Les 3 “+” des graphismes chez l’enfant

S’entrainer à l’écriture

Comme nous l’avons vu un peu plus haut, les dessins de graphismes représentent  un très bon entrainement de pré-écriture. Cette activité demande à l’enfant de la précision et fait appel à ses capacités de concentration, d’observation et de dextérité.

Faire preuve de concentration

Les premières planches que l’enfant réalise peuvent paraitre un peu brouillon, il faut qu’il s’approprie l’exercice et ceci n’est ni inné, ni aisé pour ses petites mains encore un peu “gauches”. Pour parvenir un résultat qui lui donne satisfaction, l’enfant va se concentrer pleinement.
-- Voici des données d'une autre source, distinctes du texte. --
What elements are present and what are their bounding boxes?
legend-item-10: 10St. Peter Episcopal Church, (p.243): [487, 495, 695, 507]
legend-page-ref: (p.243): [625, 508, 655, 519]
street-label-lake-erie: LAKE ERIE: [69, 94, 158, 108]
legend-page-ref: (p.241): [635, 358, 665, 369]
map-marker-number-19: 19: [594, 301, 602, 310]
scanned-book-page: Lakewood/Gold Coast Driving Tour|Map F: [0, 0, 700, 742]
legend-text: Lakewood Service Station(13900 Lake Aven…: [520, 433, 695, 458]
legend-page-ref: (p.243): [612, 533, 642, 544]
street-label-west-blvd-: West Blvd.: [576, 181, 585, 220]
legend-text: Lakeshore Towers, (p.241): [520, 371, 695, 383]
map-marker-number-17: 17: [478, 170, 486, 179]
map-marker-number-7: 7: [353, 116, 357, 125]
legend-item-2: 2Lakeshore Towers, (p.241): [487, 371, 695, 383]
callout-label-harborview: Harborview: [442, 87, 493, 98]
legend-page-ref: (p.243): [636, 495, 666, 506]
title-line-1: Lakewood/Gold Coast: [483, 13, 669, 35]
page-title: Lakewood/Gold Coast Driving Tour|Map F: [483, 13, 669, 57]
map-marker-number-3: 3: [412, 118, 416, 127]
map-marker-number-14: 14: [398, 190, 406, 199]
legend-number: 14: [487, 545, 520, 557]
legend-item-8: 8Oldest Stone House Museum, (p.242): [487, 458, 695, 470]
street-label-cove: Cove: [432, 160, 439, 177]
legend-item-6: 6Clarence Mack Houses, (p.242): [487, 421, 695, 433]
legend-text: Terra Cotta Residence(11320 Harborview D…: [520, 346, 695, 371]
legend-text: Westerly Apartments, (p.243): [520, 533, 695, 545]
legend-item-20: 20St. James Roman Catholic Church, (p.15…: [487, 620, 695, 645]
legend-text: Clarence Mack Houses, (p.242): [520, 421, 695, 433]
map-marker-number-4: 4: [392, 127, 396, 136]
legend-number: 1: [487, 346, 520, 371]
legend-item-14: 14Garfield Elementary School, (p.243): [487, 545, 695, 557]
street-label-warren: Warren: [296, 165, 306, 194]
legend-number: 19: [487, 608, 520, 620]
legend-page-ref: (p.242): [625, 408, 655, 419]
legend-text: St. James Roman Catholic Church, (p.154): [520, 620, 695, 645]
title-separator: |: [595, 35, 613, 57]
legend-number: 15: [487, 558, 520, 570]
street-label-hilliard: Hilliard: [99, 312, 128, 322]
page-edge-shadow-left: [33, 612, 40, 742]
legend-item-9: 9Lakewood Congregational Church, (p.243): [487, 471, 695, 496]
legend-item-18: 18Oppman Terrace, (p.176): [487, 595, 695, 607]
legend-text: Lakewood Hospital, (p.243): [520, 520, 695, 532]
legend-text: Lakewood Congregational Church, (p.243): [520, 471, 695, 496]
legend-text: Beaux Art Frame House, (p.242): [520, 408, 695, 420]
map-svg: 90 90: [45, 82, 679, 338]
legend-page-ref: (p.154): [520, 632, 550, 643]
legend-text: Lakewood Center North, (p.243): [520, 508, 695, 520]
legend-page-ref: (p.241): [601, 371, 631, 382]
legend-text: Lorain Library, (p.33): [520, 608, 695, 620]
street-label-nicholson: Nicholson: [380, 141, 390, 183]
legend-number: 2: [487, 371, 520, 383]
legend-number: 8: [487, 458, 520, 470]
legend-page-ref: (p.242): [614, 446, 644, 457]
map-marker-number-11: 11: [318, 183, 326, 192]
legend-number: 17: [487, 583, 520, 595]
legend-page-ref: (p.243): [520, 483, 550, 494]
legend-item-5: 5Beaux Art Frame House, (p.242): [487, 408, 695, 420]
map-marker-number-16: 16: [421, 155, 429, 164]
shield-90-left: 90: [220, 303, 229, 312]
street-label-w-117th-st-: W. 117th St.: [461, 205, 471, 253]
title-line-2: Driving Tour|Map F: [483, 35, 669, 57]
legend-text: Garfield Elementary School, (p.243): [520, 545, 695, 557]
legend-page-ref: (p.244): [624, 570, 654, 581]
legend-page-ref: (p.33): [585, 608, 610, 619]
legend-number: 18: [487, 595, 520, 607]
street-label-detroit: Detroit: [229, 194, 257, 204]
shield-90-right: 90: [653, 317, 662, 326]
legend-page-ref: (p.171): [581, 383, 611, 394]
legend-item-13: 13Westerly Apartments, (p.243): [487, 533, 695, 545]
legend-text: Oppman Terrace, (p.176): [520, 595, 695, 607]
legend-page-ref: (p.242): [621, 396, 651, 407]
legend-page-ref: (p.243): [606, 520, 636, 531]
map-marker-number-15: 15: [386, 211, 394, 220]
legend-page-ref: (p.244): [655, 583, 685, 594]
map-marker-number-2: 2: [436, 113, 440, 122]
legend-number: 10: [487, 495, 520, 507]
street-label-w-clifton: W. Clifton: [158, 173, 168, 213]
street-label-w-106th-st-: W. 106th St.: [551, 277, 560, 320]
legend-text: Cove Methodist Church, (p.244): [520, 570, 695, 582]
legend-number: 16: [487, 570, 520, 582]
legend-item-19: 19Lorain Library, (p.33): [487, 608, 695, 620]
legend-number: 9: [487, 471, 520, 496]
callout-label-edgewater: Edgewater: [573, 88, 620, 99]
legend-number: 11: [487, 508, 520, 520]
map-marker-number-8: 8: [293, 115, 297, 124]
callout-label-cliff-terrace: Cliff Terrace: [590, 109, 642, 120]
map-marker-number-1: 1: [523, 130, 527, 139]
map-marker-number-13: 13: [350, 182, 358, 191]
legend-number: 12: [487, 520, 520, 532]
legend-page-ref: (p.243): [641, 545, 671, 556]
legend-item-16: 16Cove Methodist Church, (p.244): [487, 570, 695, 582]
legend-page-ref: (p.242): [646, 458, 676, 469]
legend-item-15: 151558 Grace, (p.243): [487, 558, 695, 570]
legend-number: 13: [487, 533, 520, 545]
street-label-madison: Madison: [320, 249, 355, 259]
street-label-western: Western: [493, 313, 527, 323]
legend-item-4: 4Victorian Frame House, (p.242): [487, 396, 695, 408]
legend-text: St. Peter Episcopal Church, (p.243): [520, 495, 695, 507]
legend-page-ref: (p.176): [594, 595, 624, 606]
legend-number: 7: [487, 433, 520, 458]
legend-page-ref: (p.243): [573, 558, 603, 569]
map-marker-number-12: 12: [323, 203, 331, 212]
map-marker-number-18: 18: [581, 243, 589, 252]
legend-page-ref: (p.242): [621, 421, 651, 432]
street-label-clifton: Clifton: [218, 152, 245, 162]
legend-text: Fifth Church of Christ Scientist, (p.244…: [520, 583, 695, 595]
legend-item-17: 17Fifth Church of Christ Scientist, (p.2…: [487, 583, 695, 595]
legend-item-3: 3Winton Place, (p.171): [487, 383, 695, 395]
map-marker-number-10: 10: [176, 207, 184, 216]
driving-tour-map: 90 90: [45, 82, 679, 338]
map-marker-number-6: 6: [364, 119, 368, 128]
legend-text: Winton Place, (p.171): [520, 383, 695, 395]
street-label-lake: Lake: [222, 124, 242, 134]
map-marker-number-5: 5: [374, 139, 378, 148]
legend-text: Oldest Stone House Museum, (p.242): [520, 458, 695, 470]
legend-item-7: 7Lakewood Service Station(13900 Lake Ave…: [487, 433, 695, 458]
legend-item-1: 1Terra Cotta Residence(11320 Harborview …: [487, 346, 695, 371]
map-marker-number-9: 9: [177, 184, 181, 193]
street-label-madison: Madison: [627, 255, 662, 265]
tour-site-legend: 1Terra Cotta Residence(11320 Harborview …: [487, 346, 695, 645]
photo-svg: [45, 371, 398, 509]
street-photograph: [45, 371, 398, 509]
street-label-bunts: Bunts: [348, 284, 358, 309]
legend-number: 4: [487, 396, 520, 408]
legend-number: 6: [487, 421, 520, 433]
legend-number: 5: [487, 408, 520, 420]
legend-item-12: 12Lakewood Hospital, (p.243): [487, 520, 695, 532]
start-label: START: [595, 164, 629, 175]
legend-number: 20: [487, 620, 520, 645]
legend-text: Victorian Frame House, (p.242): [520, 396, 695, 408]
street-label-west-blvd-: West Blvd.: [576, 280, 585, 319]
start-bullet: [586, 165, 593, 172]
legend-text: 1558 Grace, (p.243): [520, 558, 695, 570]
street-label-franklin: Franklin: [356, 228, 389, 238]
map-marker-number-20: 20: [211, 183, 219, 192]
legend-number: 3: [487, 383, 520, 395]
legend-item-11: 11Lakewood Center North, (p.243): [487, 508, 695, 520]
Il va observer ce qui lui est demandé afin de le reproduire au plus juste.

Consolider les connaissances acquises

C’est toujours un plus de ré aborder des connaissances précédemment acquises. Les formes géométriques de bases étaient déjà connues d’Arthur depuis un bon petit moment et cette activité lui permet de les nommer et de les envisager sous un angle différent. La “mise en scène” de ces formes géométriques éveille sa curiosité et renouvelle son intérêt.
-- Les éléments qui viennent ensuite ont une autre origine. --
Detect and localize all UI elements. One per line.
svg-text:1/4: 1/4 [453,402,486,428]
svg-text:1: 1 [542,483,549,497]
Comment proposer les graphismes ?

Avec Arthur, nous avons commencé par une phase d’observation. Il regarde la planche proposée et nomme les formes connues.
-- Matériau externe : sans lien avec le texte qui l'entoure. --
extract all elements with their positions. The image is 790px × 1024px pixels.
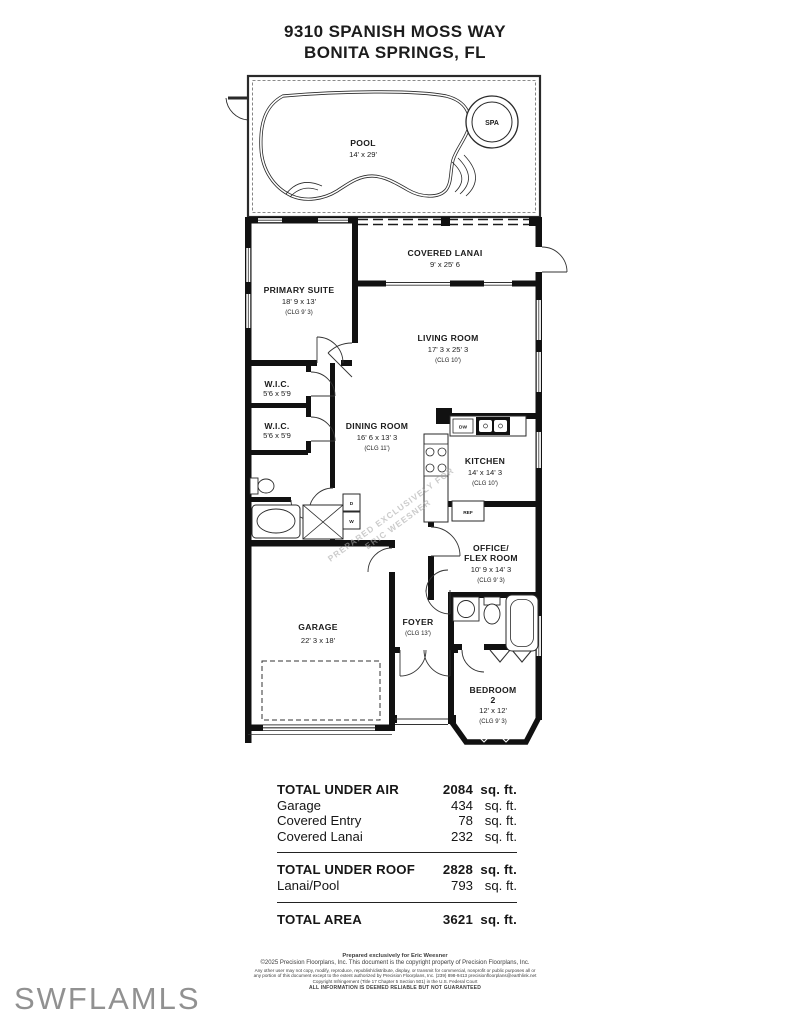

Ensuite, suivant le stade de développement de l’enfant, on peut commencer par lui proposer de passer sur les contours des formes avec son doigt. Cet exercice va lui permettre de se représenter mentalement la forme et d’enregistrer ses dimensions.

La première fois que nous avons proposé cette activité à Arthur, nous en sommes restés là car Arthur ne souhaitait pas poursuivre l’activité plus loin.

Une autre fois, nous avons reproposé l’activité à Arthur. Le pot à crayons placé à ses côtés à éveillé son intérêt et il a voulu crayonner sur la planche de graphismes. Il a réalisé des choses assez abstraites mais il semblait toutefois préoccupé par le fait de “repasser” sur les formes géométriques. Il s’est arrêté là.

L’autre jour, il a installé lui-même cette activité sur sa table (nous lui laissons en libre service sur ses étagères) et a reproduit quelques formes géométriques. Certaines étaient bien reproduites et d’autres moins. Cette activité l’a occupé un bon moment, il s’est laissé guider par son imagination et s’est approprié l’activité. Certaines formes, au lieu d’être “repassées” étaient coloriées à l’intérieur. Il a agit de manière spontanée et naturelle.

Puis, toujours de manière autonome, il reprend ses planches régulièrement et s’en fait une de temps à autre. Il a maintenant acquis assez de dextérité et de concentration pour parvenir à réaliser une planche entière.

Planche de graphismes Djeco proposées à Arthur

Planche de graphismes Djeco proposées à Arthur (La première à gauche (en rose) et la dernière à droite (en vert). Quelques semaines se sont passées entre chaque dessins.

Le laisser faire a été opportun, se mettre à son rythme aussi. L’enfant donne le tempo et l’adulte suit le mouvement.